Biomed Middle East

Company wants to ease colon cancer detection

14th December 2009 Madison USA: Kevin Conroy the CEO of Madison-based company, Exact Sciences Corp. says the number of deaths from colon cancer could be reduced significantly if people had an easy, reliable method of detecting the disease in its early stage.

Although a colonoscopy is very effective, the invasive nature of the procedure is a deterrent to having it done, he said. That has helped make colorectal cancer the most preventable yet least prevented cancer, he said.

His Madison-based company, Exact Sciences Corp., has set out to solve that problem.

Exact Sciences is in the process of refining a DNA-based test that can find colorectal cancer though a simple stool sample. The test can be administered at home and sent to a lab for analysis.

“It will detect over 50% of pre-cancers and it will detect 85% of cancers,” Conroy said. “Colonoscopy detects between 85% and 90% of cancers, so it’s pretty similar.”

But it will cost much less – likely between $300 and $400, compared with an average of $2,500 for a screening colonoscopy, Conroy said.

The test is not yet approved. It is expected to undergo clinical trials in 2011 and be submitted to the Food and Drug Administration for approval in 2012.

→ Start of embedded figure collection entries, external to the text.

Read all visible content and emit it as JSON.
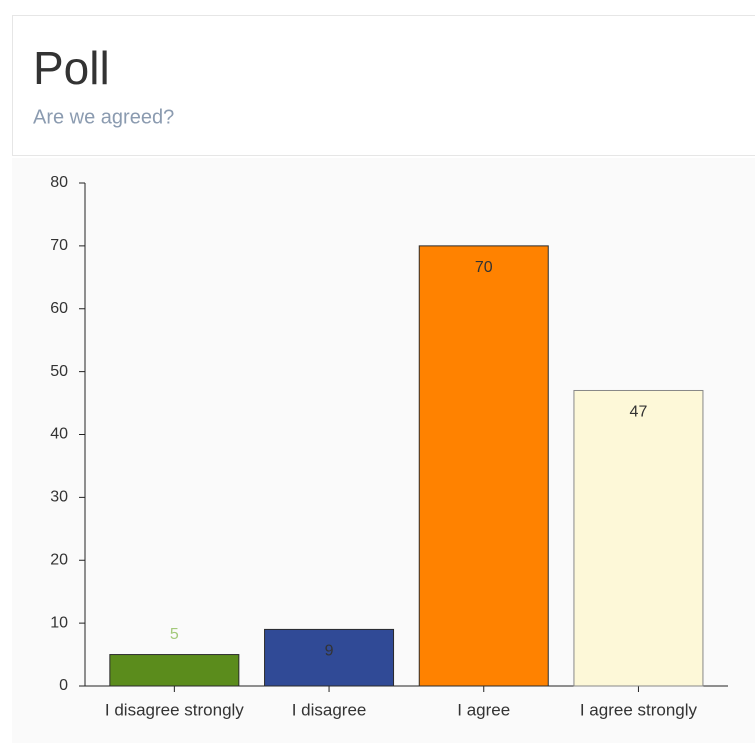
{
  "chart_data": {
    "type": "bar",
    "title": "Poll",
    "subtitle": "Are we agreed?",
    "categories": [
      "I disagree strongly",
      "I disagree",
      "I agree",
      "I agree strongly"
    ],
    "values": [
      5,
      9,
      70,
      47
    ],
    "colors": [
      "#5b8c1c",
      "#304a96",
      "#ff8200",
      "#fdf8d8"
    ],
    "value_label_colors": [
      "#a3c97a",
      "#333333",
      "#333333",
      "#333333"
    ],
    "ylim": [
      0,
      80
    ],
    "yticks": [
      0,
      10,
      20,
      30,
      40,
      50,
      60,
      70,
      80
    ],
    "grid": false
  }
}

After gaining FDA approval, Exact Sciences anticipates the test will have a market opportunity in the United States alone of $1.2 billion to $5.4 billion, as primary care physicians prescribe the screening test regularly to their patients.

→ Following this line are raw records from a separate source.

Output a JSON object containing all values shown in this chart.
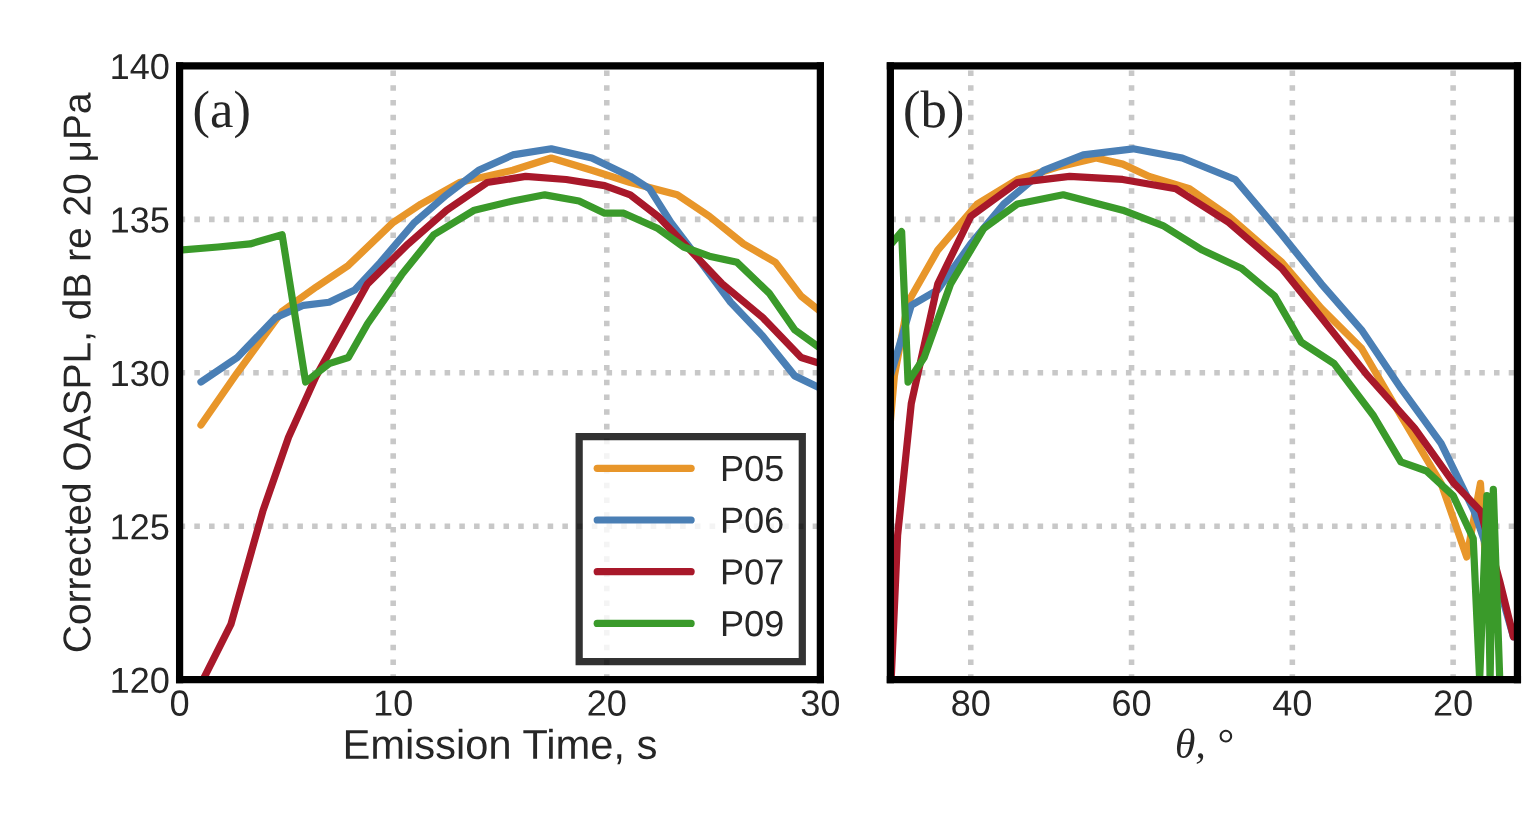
{
  "chart_data": [
    {
      "type": "line",
      "xlabel": "Emission Time, s",
      "ylabel": "Corrected OASPL, dB re 20 μPa",
      "annotations": [
        "(a)"
      ],
      "xlim": [
        0,
        30
      ],
      "xticks": [
        0,
        10,
        20,
        30
      ],
      "ylim": [
        120,
        140
      ],
      "yticks": [
        120,
        125,
        130,
        135,
        140
      ],
      "grid": true,
      "legend": "bottom right",
      "line_style": "solid",
      "series": [
        {
          "name": "P05",
          "color": "#e8962a",
          "x": [
            1,
            2.7,
            4.8,
            6.4,
            7.9,
            10,
            11.3,
            13.1,
            15.6,
            17.4,
            19.3,
            21.1,
            23.3,
            24.8,
            26.4,
            27.9,
            29.1,
            30
          ],
          "values": [
            128.3,
            130,
            132,
            132.8,
            133.5,
            134.9,
            135.5,
            136.2,
            136.6,
            137,
            136.6,
            136.2,
            135.8,
            135.1,
            134.2,
            133.6,
            132.5,
            132
          ]
        },
        {
          "name": "P06",
          "color": "#4a7fb5",
          "x": [
            1,
            2.7,
            4.5,
            5.8,
            7,
            8.2,
            9.4,
            11,
            12.5,
            14,
            15.6,
            17.4,
            19.3,
            21.1,
            22,
            23,
            24.2,
            25.8,
            27.3,
            28.8,
            30
          ],
          "values": [
            129.7,
            130.5,
            131.8,
            132.2,
            132.3,
            132.7,
            133.6,
            134.9,
            135.8,
            136.6,
            137.1,
            137.3,
            137,
            136.4,
            136,
            134.9,
            133.8,
            132.3,
            131.2,
            129.9,
            129.5
          ]
        },
        {
          "name": "P07",
          "color": "#a8182a",
          "x": [
            1.1,
            2.4,
            3.9,
            5.1,
            6.4,
            7.6,
            8.8,
            10.7,
            12.5,
            14.4,
            16.2,
            18.1,
            19.9,
            21.1,
            22.4,
            23.9,
            25.4,
            27.3,
            29.1,
            30
          ],
          "values": [
            120,
            121.8,
            125.5,
            127.9,
            129.9,
            131.4,
            132.9,
            134.2,
            135.3,
            136.2,
            136.4,
            136.3,
            136.1,
            135.8,
            135.1,
            134,
            132.9,
            131.8,
            130.5,
            130.3
          ]
        },
        {
          "name": "P09",
          "color": "#3a9a2a",
          "x": [
            0,
            1.8,
            3.3,
            4.8,
            5.9,
            7,
            7.9,
            8.8,
            10.4,
            11.9,
            13.8,
            15.6,
            17.1,
            18.7,
            19.9,
            20.8,
            22.4,
            23.6,
            24.8,
            26.1,
            27.6,
            28.8,
            30
          ],
          "values": [
            134,
            134.1,
            134.2,
            134.5,
            129.7,
            130.3,
            130.5,
            131.6,
            133.2,
            134.5,
            135.3,
            135.6,
            135.8,
            135.6,
            135.2,
            135.2,
            134.7,
            134.1,
            133.8,
            133.6,
            132.6,
            131.4,
            130.8
          ]
        }
      ]
    },
    {
      "type": "line",
      "xlabel": "θ, °",
      "annotations": [
        "(b)"
      ],
      "xlim": [
        90,
        12
      ],
      "xticks": [
        80,
        60,
        40,
        20
      ],
      "ylim": [
        120,
        140
      ],
      "yticks": [
        120,
        125,
        130,
        135,
        140
      ],
      "tick_labels": "x",
      "grid": true,
      "line_style": "solid",
      "series": [
        {
          "color": "#e8962a",
          "x": [
            90,
            89.5,
            87.8,
            84.1,
            79.2,
            74.2,
            69.3,
            64.4,
            61.1,
            57.8,
            52.8,
            47.9,
            41.3,
            36.4,
            31.4,
            26.5,
            21.5,
            18.3,
            16.6,
            15.8
          ],
          "values": [
            128.4,
            129.9,
            132.3,
            134,
            135.5,
            136.3,
            136.7,
            137,
            136.8,
            136.4,
            136,
            135.1,
            133.6,
            132.1,
            130.8,
            128.6,
            126.4,
            124,
            126.4,
            123.2
          ]
        },
        {
          "color": "#4a7fb5",
          "x": [
            90,
            87.4,
            84.1,
            80,
            75.9,
            70.9,
            66,
            59.8,
            53.7,
            47.1,
            41.3,
            36.4,
            31.4,
            26.5,
            21.5,
            17.4,
            14.9,
            12.5
          ],
          "values": [
            129.9,
            132.2,
            132.7,
            134.2,
            135.5,
            136.6,
            137.1,
            137.3,
            137,
            136.3,
            134.5,
            132.9,
            131.4,
            129.5,
            127.7,
            125.5,
            123.6,
            121.4
          ]
        },
        {
          "color": "#a8182a",
          "x": [
            89.9,
            89.1,
            87.4,
            84.1,
            80,
            74.2,
            67.7,
            61.1,
            54.5,
            47.9,
            41.3,
            36.4,
            30.6,
            24.8,
            19.9,
            16.6,
            14.2,
            12.5
          ],
          "values": [
            120,
            124.7,
            129,
            132.9,
            135.1,
            136.2,
            136.4,
            136.3,
            136,
            134.9,
            133.4,
            131.8,
            129.9,
            128.2,
            126.4,
            125.5,
            123.2,
            121.4
          ]
        },
        {
          "color": "#3a9a2a",
          "x": [
            89.9,
            88.6,
            87.8,
            85.8,
            82.5,
            78.4,
            74.2,
            68.5,
            61.1,
            56.1,
            51.2,
            46.3,
            42.2,
            38.9,
            34.8,
            29.9,
            26.5,
            23.3,
            20,
            17.5,
            16.7,
            15.8,
            15.4,
            15,
            14.2
          ],
          "values": [
            134.2,
            134.6,
            129.7,
            130.5,
            132.9,
            134.7,
            135.5,
            135.8,
            135.3,
            134.8,
            134,
            133.4,
            132.5,
            131,
            130.3,
            128.6,
            127.1,
            126.8,
            126,
            124.6,
            120,
            126,
            120,
            126.2,
            120
          ]
        }
      ]
    }
  ]
}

“We’re taking it through an FDA clinical trial and then we intend to commercialize it broadly throughout the U.S., and then eventually globally,” Conroy said.

Exact Sciences isn’t the only company trying to develop patient-friendly screening for cancers of the colon and rectum, which kill about 50,000 people a year. But it is believed to be the only one focused on stool-based DNA testing for colorectal cancer detection.

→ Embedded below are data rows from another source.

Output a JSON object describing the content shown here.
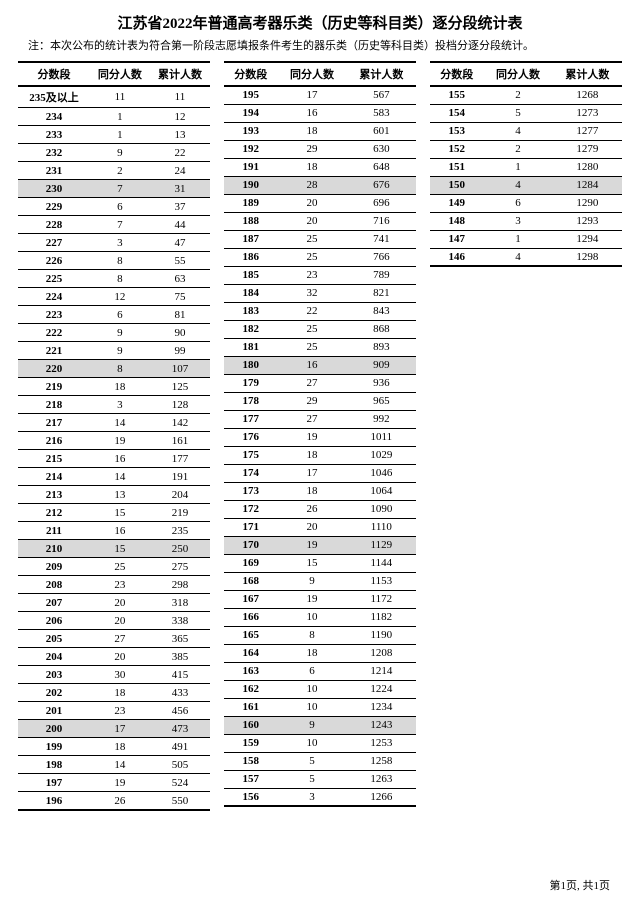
{
  "title": "江苏省2022年普通高考器乐类（历史等科目类）逐分段统计表",
  "note": "注：本次公布的统计表为符合第一阶段志愿填报条件考生的器乐类（历史等科目类）投档分逐分段统计。",
  "headers": {
    "score": "分数段",
    "same": "同分人数",
    "cum": "累计人数"
  },
  "footer": "第1页, 共1页",
  "highlight_every": 10,
  "columns": [
    {
      "rows": [
        {
          "score": "235及以上",
          "same": 11,
          "cum": 11
        },
        {
          "score": "234",
          "same": 1,
          "cum": 12
        },
        {
          "score": "233",
          "same": 1,
          "cum": 13
        },
        {
          "score": "232",
          "same": 9,
          "cum": 22
        },
        {
          "score": "231",
          "same": 2,
          "cum": 24
        },
        {
          "score": "230",
          "same": 7,
          "cum": 31,
          "hl": true
        },
        {
          "score": "229",
          "same": 6,
          "cum": 37
        },
        {
          "score": "228",
          "same": 7,
          "cum": 44
        },
        {
          "score": "227",
          "same": 3,
          "cum": 47
        },
        {
          "score": "226",
          "same": 8,
          "cum": 55
        },
        {
          "score": "225",
          "same": 8,
          "cum": 63
        },
        {
          "score": "224",
          "same": 12,
          "cum": 75
        },
        {
          "score": "223",
          "same": 6,
          "cum": 81
        },
        {
          "score": "222",
          "same": 9,
          "cum": 90
        },
        {
          "score": "221",
          "same": 9,
          "cum": 99
        },
        {
          "score": "220",
          "same": 8,
          "cum": 107,
          "hl": true
        },
        {
          "score": "219",
          "same": 18,
          "cum": 125
        },
        {
          "score": "218",
          "same": 3,
          "cum": 128
        },
        {
          "score": "217",
          "same": 14,
          "cum": 142
        },
        {
          "score": "216",
          "same": 19,
          "cum": 161
        },
        {
          "score": "215",
          "same": 16,
          "cum": 177
        },
        {
          "score": "214",
          "same": 14,
          "cum": 191
        },
        {
          "score": "213",
          "same": 13,
          "cum": 204
        },
        {
          "score": "212",
          "same": 15,
          "cum": 219
        },
        {
          "score": "211",
          "same": 16,
          "cum": 235
        },
        {
          "score": "210",
          "same": 15,
          "cum": 250,
          "hl": true
        },
        {
          "score": "209",
          "same": 25,
          "cum": 275
        },
        {
          "score": "208",
          "same": 23,
          "cum": 298
        },
        {
          "score": "207",
          "same": 20,
          "cum": 318
        },
        {
          "score": "206",
          "same": 20,
          "cum": 338
        },
        {
          "score": "205",
          "same": 27,
          "cum": 365
        },
        {
          "score": "204",
          "same": 20,
          "cum": 385
        },
        {
          "score": "203",
          "same": 30,
          "cum": 415
        },
        {
          "score": "202",
          "same": 18,
          "cum": 433
        },
        {
          "score": "201",
          "same": 23,
          "cum": 456
        },
        {
          "score": "200",
          "same": 17,
          "cum": 473,
          "hl": true
        },
        {
          "score": "199",
          "same": 18,
          "cum": 491
        },
        {
          "score": "198",
          "same": 14,
          "cum": 505
        },
        {
          "score": "197",
          "same": 19,
          "cum": 524
        },
        {
          "score": "196",
          "same": 26,
          "cum": 550
        }
      ]
    },
    {
      "rows": [
        {
          "score": "195",
          "same": 17,
          "cum": 567
        },
        {
          "score": "194",
          "same": 16,
          "cum": 583
        },
        {
          "score": "193",
          "same": 18,
          "cum": 601
        },
        {
          "score": "192",
          "same": 29,
          "cum": 630
        },
        {
          "score": "191",
          "same": 18,
          "cum": 648
        },
        {
          "score": "190",
          "same": 28,
          "cum": 676,
          "hl": true
        },
        {
          "score": "189",
          "same": 20,
          "cum": 696
        },
        {
          "score": "188",
          "same": 20,
          "cum": 716
        },
        {
          "score": "187",
          "same": 25,
          "cum": 741
        },
        {
          "score": "186",
          "same": 25,
          "cum": 766
        },
        {
          "score": "185",
          "same": 23,
          "cum": 789
        },
        {
          "score": "184",
          "same": 32,
          "cum": 821
        },
        {
          "score": "183",
          "same": 22,
          "cum": 843
        },
        {
          "score": "182",
          "same": 25,
          "cum": 868
        },
        {
          "score": "181",
          "same": 25,
          "cum": 893
        },
        {
          "score": "180",
          "same": 16,
          "cum": 909,
          "hl": true
        },
        {
          "score": "179",
          "same": 27,
          "cum": 936
        },
        {
          "score": "178",
          "same": 29,
          "cum": 965
        },
        {
          "score": "177",
          "same": 27,
          "cum": 992
        },
        {
          "score": "176",
          "same": 19,
          "cum": 1011
        },
        {
          "score": "175",
          "same": 18,
          "cum": 1029
        },
        {
          "score": "174",
          "same": 17,
          "cum": 1046
        },
        {
          "score": "173",
          "same": 18,
          "cum": 1064
        },
        {
          "score": "172",
          "same": 26,
          "cum": 1090
        },
        {
          "score": "171",
          "same": 20,
          "cum": 1110
        },
        {
          "score": "170",
          "same": 19,
          "cum": 1129,
          "hl": true
        },
        {
          "score": "169",
          "same": 15,
          "cum": 1144
        },
        {
          "score": "168",
          "same": 9,
          "cum": 1153
        },
        {
          "score": "167",
          "same": 19,
          "cum": 1172
        },
        {
          "score": "166",
          "same": 10,
          "cum": 1182
        },
        {
          "score": "165",
          "same": 8,
          "cum": 1190
        },
        {
          "score": "164",
          "same": 18,
          "cum": 1208
        },
        {
          "score": "163",
          "same": 6,
          "cum": 1214
        },
        {
          "score": "162",
          "same": 10,
          "cum": 1224
        },
        {
          "score": "161",
          "same": 10,
          "cum": 1234
        },
        {
          "score": "160",
          "same": 9,
          "cum": 1243,
          "hl": true
        },
        {
          "score": "159",
          "same": 10,
          "cum": 1253
        },
        {
          "score": "158",
          "same": 5,
          "cum": 1258
        },
        {
          "score": "157",
          "same": 5,
          "cum": 1263
        },
        {
          "score": "156",
          "same": 3,
          "cum": 1266
        }
      ]
    },
    {
      "rows": [
        {
          "score": "155",
          "same": 2,
          "cum": 1268
        },
        {
          "score": "154",
          "same": 5,
          "cum": 1273
        },
        {
          "score": "153",
          "same": 4,
          "cum": 1277
        },
        {
          "score": "152",
          "same": 2,
          "cum": 1279
        },
        {
          "score": "151",
          "same": 1,
          "cum": 1280
        },
        {
          "score": "150",
          "same": 4,
          "cum": 1284,
          "hl": true
        },
        {
          "score": "149",
          "same": 6,
          "cum": 1290
        },
        {
          "score": "148",
          "same": 3,
          "cum": 1293
        },
        {
          "score": "147",
          "same": 1,
          "cum": 1294
        },
        {
          "score": "146",
          "same": 4,
          "cum": 1298
        }
      ]
    }
  ]
}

Exact Sciences (ticker symbol EXAS) is the newest publicly traded company in Wisconsin. It was based in Massachusetts but moved to Madison last summer after Conroy was hired as president and CEO and Maneesh Arora became chief financial officer.

Conroy and Arora previously oversaw development of human papillomavirus molecular diagnostic tests at Madison’s Third Wave Technologies Inc. before guiding the company through a $581 million sale to Hologic Inc. in 2008.